ConnectionPool / MMAP 256MB / Cache 400MB / Shared Cache per URI / AutoCheckpoint 10000
==> 24:39

ConnectionPool / MMAP 256MB / Cache 400MB / Shared Cache per URI / AutoCheckpoint 0
> 30 minutes

ConnectionPool / MMAP 256MB / Cache 400MB / Shared Cache per URI / AutoCheckpoint 0 / maunal checkpoint(PASSIVE) in new thread every 1000 commits
==> 24:46

ConnectionPool / MMAP 256MB / Cache 400MB / Shared Cache per URI / AutoCheckpoint 0 / maunal checkpoint(PASSIVE) in new task every 1000 commits
==> 25:44

ConnectionPool / MMAP 256MB / Cache 400MB / Shared Cache per URI / AutoCheckpoint 0 / maunal checkpoint(FULL) in new task every 1000 commits==>25:58

ConnectionPool / MMAP 256MB / Cache 400MB / Shared Cache per URI / AutoCheckpoint 0 / maunal checkpoint(RESTART) in new task every 1000 commits
==> 26:47

ConnectionPool / MMAP 256MB / Cache 400MB / Shared Cache per URI / AutoCheckpoint 0 / maunal checkpoint(RESTART) in new task every 100 commits
==> 25:03

ConnectionPool / MMAP 256MB / Cache 400MB / Shared Cache per URI / AutoCheckpoint 0 / maunal checkpoint(RESTART) in new task every 100 commits / every commit in own task
==> 24:44

ConnectionPool / MMAP 256MB / Cache 400MB / Shared Cache per URI / AutoCheckpoint 0 / maunal checkpoint(PASSIVE) in new thread every 100 commits / every commit in own thread
> 30 minutes

ConnectionPool / MMAP 256MB / Cache 400MB / Shared Cache per URI / AutoCheckpoint 0 / checkpoint(PASSIVE) in a separate thread every 60 seconds
==> 27:10

ConnectionPool / MMAP 256MB / Cache 400MB / Shared Cache per URI / AutoCheckpoint 0 / checkpoint(PASSIVE) in a separate thread every 10 seconds
==> 23:43

ConnectionPool / MMAP 256MB / Cache 400MB / Shared Cache per URI / AutoCheckpoint 0 / checkpoint(RESTART) in a separate thread every 10 seconds
==> 24:06

ConnectionPool: That's a simple implementation of a connection pool using .NET's BlockingCollection backed by a ConcurrentBag. When you call BeginTransaction on the Database it does not always create a new connection to the database. It first tries to get an already opened connection from the BlockingCollection. If there is a connection available, it takes this one from the BlockingCollection and uses it to begin the transaction. If there is no connection available in the BlockingCollection there are two possibilities: Either we have in total less connections then specified as MaxConnections in the connection pool - then it creates a new connection and uses the new one. When there are already MaxConnections in use, the calling thread is blocked until another thread returns its connection which is then used. In the latter case there is a ConnectionTimeout which indicates how long to wait before throwing an exception. When the transaction is disposed, the underlying connection is returned to the pool without closing it. The standard value for MaxConnections I used was 10, the ConnectionTimeout was 30 seconds.
The interesting thing is that there were never more than 3 connections in use - and this only when I was using an MP2 Client while the import was running. So I suspect that the import itself does not use more than 1 or 2 connections. For me this means that we could improve the import speed, if we used more parallel threads / tasks in the ImportRunner itself. But this has nothing to do with the database so I'll not investigate this further for now.
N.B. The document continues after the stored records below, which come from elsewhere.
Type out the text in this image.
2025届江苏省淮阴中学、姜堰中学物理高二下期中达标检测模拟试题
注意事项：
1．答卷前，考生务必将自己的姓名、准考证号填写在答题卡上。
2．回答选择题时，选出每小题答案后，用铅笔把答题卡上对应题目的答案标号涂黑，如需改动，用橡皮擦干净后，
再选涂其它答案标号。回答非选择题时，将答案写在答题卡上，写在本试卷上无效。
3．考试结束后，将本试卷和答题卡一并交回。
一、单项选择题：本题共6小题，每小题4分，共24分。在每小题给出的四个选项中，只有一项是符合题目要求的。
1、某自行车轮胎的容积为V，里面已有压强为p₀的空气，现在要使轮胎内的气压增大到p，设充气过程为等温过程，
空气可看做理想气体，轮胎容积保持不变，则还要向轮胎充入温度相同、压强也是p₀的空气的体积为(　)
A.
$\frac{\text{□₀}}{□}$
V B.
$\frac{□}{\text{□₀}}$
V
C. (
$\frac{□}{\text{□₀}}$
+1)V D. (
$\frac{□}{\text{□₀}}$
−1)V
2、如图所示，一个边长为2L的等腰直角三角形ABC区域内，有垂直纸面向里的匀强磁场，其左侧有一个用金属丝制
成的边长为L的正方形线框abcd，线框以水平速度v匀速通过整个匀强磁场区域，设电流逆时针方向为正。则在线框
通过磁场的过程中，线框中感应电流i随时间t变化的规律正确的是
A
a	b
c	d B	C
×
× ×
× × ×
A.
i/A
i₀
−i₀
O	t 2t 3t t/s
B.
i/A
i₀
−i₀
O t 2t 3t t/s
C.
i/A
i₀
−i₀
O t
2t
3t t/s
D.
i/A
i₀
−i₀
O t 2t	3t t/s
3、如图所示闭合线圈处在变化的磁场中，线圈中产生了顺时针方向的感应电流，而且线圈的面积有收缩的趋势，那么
MMAP 256MB: A "PRAGMA MMAP_SIZE=268435456;" was executed on every connection after it was created. SQLite then uses "memory mapped i/o" for the first 256MB of the database file, which is supposed to improve read speed - apparently, it did not have an impact on write speed, but I wanted to try it anyways...

Cache 400MB: I raised the connection cache size in the connection string from "CacheSize=10000" (that's 10.000 pages with a page size of 4KB, i.e. about 40MB) to "CacheSize=100000" (i.e. 400MB). As you can see, no effect for write speed.

Shared Cache per URI: SQLite has a so called SharedCache feature. Usually every connection maintains its own cache. With SharedCache, all connections share the same cache - and additionally, the locking mechanism is different with shared cache as can be seen here. I expect this to improve read speed - but as you see, no impact on write speed. "per URI" means that funnily in System.Data.SQLite there is no separate connection string parameter for the shared cache. But SQLite permits you to switch shared cache on when you don't use a simple file path to specify your database file, but when you use an URI instead which then has the paramter "?cache=shared". So we have to circumvent the limitation of System.Data.SQLite by using such an URI as "file path" and at the same time switch on the shared cache.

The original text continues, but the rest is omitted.